In thinking about the parallelization and data flow for Data Release Production, it’s occurred to me that it could be very difficult to support processing data on laptops using the full pipeline in the near future. That’s because the pipeline is going to need to process large volumes of data at least somewhat simultaneously - for instance, we’ll be computing full focal-plane solutions for the WCS, PSF, and background model. My guess is that processing a full LSST focal plane will take around 50-60 GB of memory, which isn’t a problem on a big cluster (or even a single node of most new clusters), but it is more than we’ll be able to expect user laptops to have for quite a while. Other stages in processing, such as joint calibration (if tracts are large), background matching, or multifit (on very deep datasets) could be even larger.

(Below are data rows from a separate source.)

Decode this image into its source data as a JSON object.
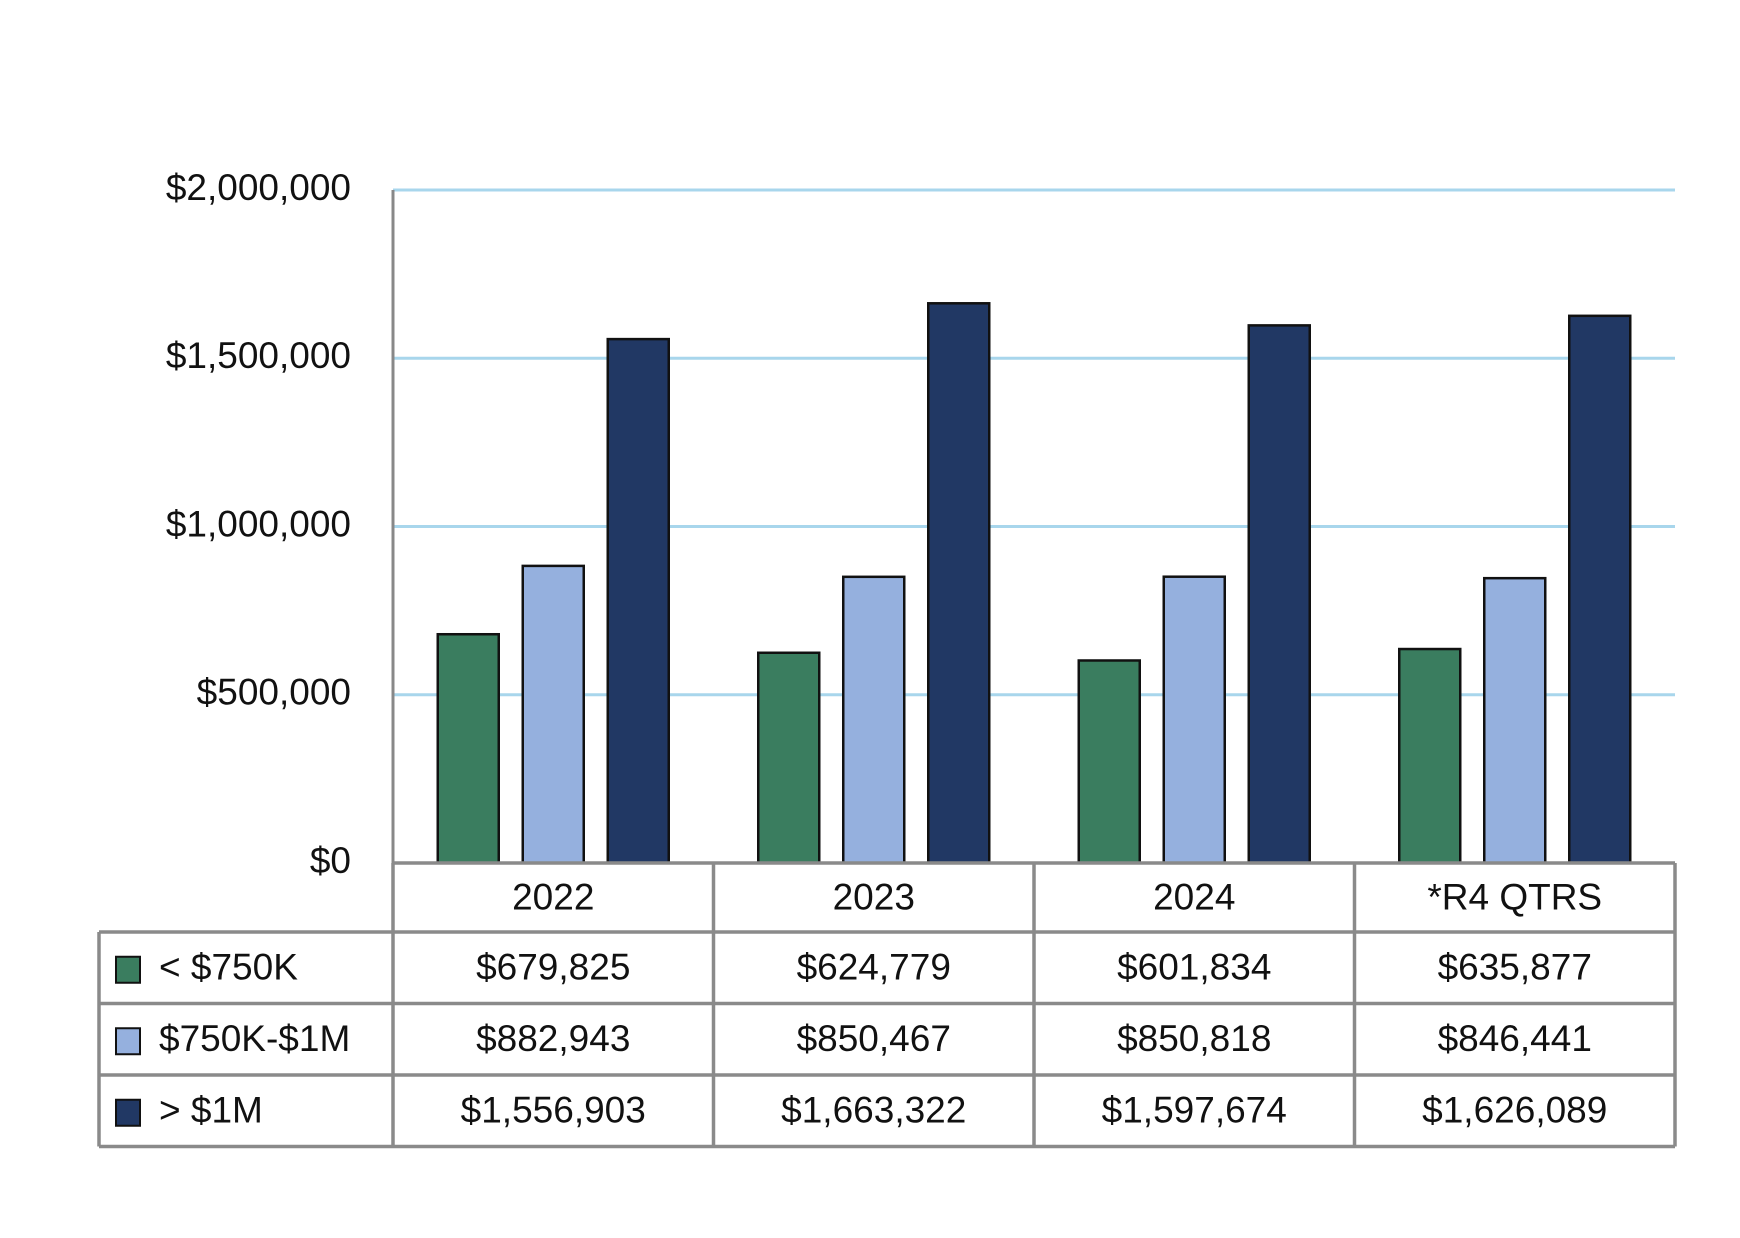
{
  "chart_data": {
    "type": "bar",
    "categories": [
      "2022",
      "2023",
      "2024",
      "*R4 QTRS"
    ],
    "series": [
      {
        "name": "< $750K",
        "color": "#3a7d5f",
        "values": [
          679825,
          624779,
          601834,
          635877
        ],
        "value_labels": [
          "$679,825",
          "$624,779",
          "$601,834",
          "$635,877"
        ]
      },
      {
        "name": "$750K-$1M",
        "color": "#95b0de",
        "values": [
          882943,
          850467,
          850818,
          846441
        ],
        "value_labels": [
          "$882,943",
          "$850,467",
          "$850,818",
          "$846,441"
        ]
      },
      {
        "name": "> $1M",
        "color": "#213864",
        "values": [
          1556903,
          1663322,
          1597674,
          1626089
        ],
        "value_labels": [
          "$1,556,903",
          "$1,663,322",
          "$1,597,674",
          "$1,626,089"
        ]
      }
    ],
    "ylim": [
      0,
      2000000
    ],
    "yticks": [
      {
        "value": 0,
        "label": "$0"
      },
      {
        "value": 500000,
        "label": "$500,000"
      },
      {
        "value": 1000000,
        "label": "$1,000,000"
      },
      {
        "value": 1500000,
        "label": "$1,500,000"
      },
      {
        "value": 2000000,
        "label": "$2,000,000"
      }
    ],
    "grid": true,
    "grid_color": "#a8d6ec"
  }
}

I think there are a few ways we can deal with this:
-
Don’t even try to support certain kinds of processing on small machines. This could limit our ability to develop on airplanes and get complete test coverage on personal-developer machines, but I think you can make a case that no one should be trying to really run high-level pipeline code on laptops anyway.
-
Provide alternative pipelines that do lower-quality or less-robust processing than the full pipeline (e.g. by running CCDs in serial and not doing any full-focal-plane fitting), but are otherwise still compatible with downstream dependent pipelines in terms of the outputs they produce. I worry about the added cost of developing two similar-but-not-identical pipelines, even if this is basically what we’d want to do to support SExtractor-style use of the pipeline.
-
Provide a way to run the full pipeline on laptops, but much more slowly (via a lot of swapping to disk). This might require running under very different middleware, and hence I’m worried about the cost of new middleware development we wouldn’t otherwise have to do.
I think I have a preference for (1), but to avoid the biggest downsides of that I think we’ll need to work hard to make it easy to exactly reproduce small pieces of the pipeline from intermediate outputs (something we’ve at least vaguely referred to as “freeze-drying” in the past). That would allow these small pieces to at least be run on developer machines from intermediates produced on big machines. I suspect that even then we’d mostly still prefer to do this sort of development on machines that share a filesystem with the big machines (rather than laptops), but those could be (e.g.) Nebula systems that we can spin up immediately rather than the queue-based big machines themselves.